GraphEx: A Graph-based Extraction Method for Advertiser Keyphrase Recommendation
Ashirbad Mishra, Soumik Dey, Marshall Wu, Jinyu Zhao, He Yu, Kaichen Ni, Binbin Li, Kamesh Madduri
TL;DR
GraphEx reframes keyphrase recommendation as an extraction-from-titles problem solved via per-leaf bipartite graphs, enabling permutation-based mapping of title tokens to a curated keyphrase universe. It delivers low-latency, GPU-free inference by constructing lightweight CSR graphs, enumerating candidate keyphrases through an efficient token-based expansion, and ranking via a Label Title Alignment score that favors concise, highly relevant phrases. The approach mitigates click-data biases by decoupling recommendations from ground-truth clicks and focuses on head keyphrases under budget constraints, achieving higher diversity and broader advertiser impact in production at eBay. Empirical results, supported by a bespoke AI-based evaluation framework, show GraphEx providing significant incremental gains in revenue and GMV, along with scalable daily model refreshes and favorable latency across billions of items.
Abstract
Online sellers and advertisers are recommended keyphrases for their listed products, which they bid on to enhance their sales. One popular paradigm that generates such recommendations is Extreme Multi-Label Classification (XMC), which involves tagging/mapping keyphrases to items. We outline the limitations of using traditional item-query based tagging or mapping techniques for keyphrase recommendations on E-Commerce platforms. We introduce GraphEx, an innovative graph-based approach that recommends keyphrases to sellers using extraction of token permutations from item titles.
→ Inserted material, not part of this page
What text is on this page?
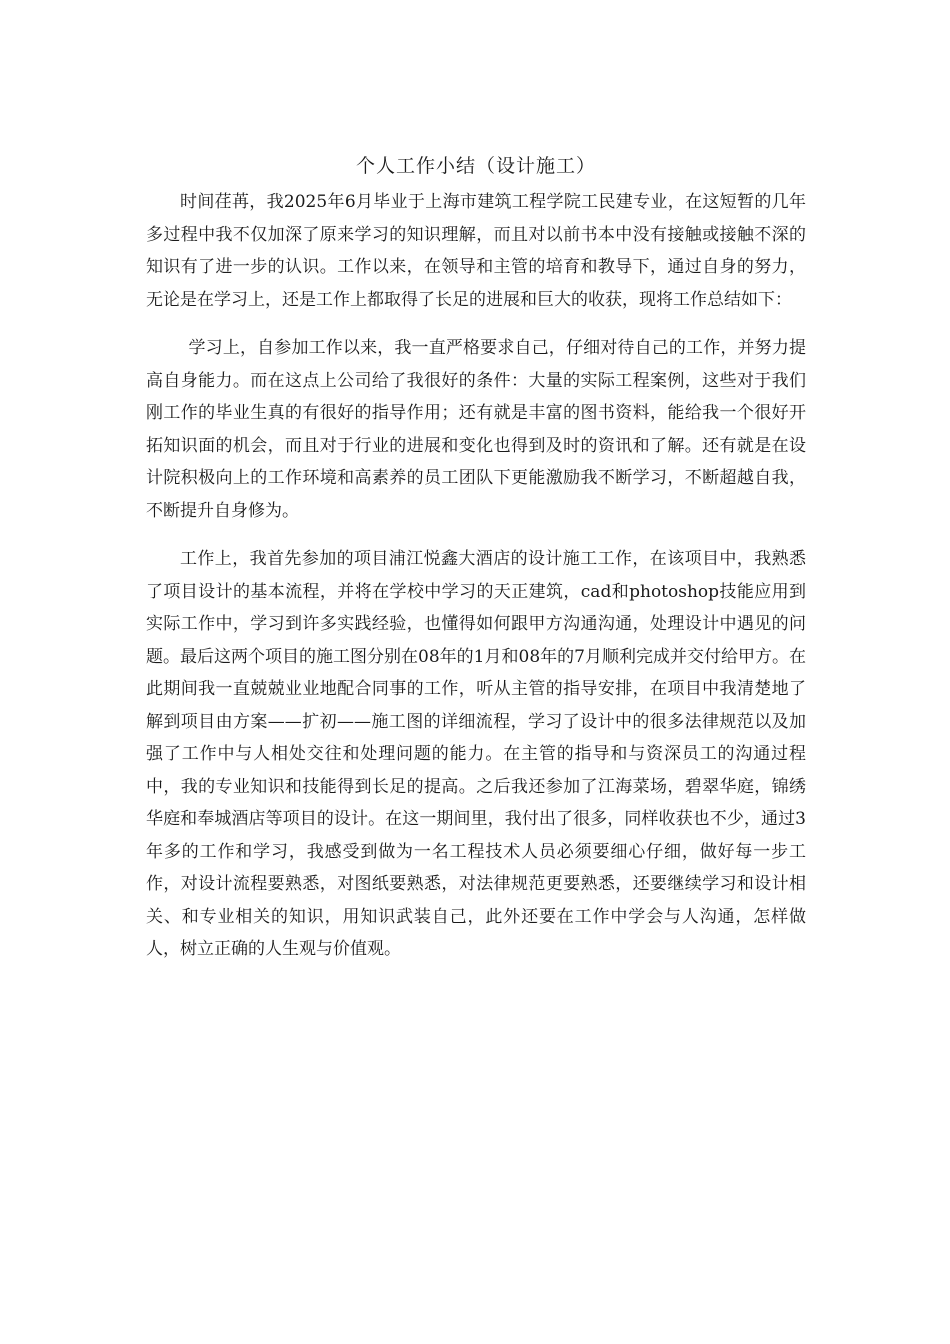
个人工作小结（设计施工）

时间荏苒，我2025年6月毕业于上海市建筑工程学院工民建专业，在这短暂的几年多过程中我不仅加深了原来学习的知识理解，而且对以前书本中没有接触或接触不深的知识有了进一步的认识。工作以来，在领导和主管的培育和教导下，通过自身的努力，无论是在学习上，还是工作上都取得了长足的进展和巨大的收获，现将工作总结如下：

学习上，自参加工作以来，我一直严格要求自己，仔细对待自己的工作，并努力提高自身能力。而在这点上公司给了我很好的条件：大量的实际工程案例，这些对于我们刚工作的毕业生真的有很好的指导作用；还有就是丰富的图书资料，能给我一个很好开拓知识面的机会，而且对于行业的进展和变化也得到及时的资讯和了解。还有就是在设计院积极向上的工作环境和高素养的员工团队下更能激励我不断学习，不断超越自我，不断提升自身修为。

工作上，我首先参加的项目浦江悦鑫大酒店的设计施工工作，在该项目中，我熟悉了项目设计的基本流程，并将在学校中学习的天正建筑，cad和photoshop技能应用到实际工作中，学习到许多实践经验，也懂得如何跟甲方沟通沟通，处理设计中遇见的问题。最后这两个项目的施工图分别在08年的1月和08年的7月顺利完成并交付给甲方。在此期间我一直兢兢业业地配合同事的工作，听从主管的指导安排，在项目中我清楚地了解到项目由方案——扩初——施工图的详细流程，学习了设计中的很多法律规范以及加强了工作中与人相处交往和处理问题的能力。在主管的指导和与资深员工的沟通过程中，我的专业知识和技能得到长足的提高。之后我还参加了江海菜场，碧翠华庭，锦绣华庭和奉城酒店等项目的设计。在这一期间里，我付出了很多，同样收获也不少，通过3年多的工作和学习，我感受到做为一名工程技术人员必须要细心仔细，做好每一步工作，对设计流程要熟悉，对图纸要熟悉，对法律规范更要熟悉，还要继续学习和设计相关、和专业相关的知识，用知识武装自己，此外还要在工作中学会与人沟通，怎样做人，树立正确的人生观与价值观。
Additionally, we demonstrate that relying on traditional metrics such as precision/recall can be misleading in practical applications, thereby necessitating a combination of metrics to evaluate performance in real-world scenarios. These metrics are designed to assess the relevance of keyphrases to items and the potential for buyer outreach. GraphEx outperforms production models at eBay, achieving the objectives mentioned above. It supports near real-time inferencing in resource-constrained production environments and scales effectively for billions of items.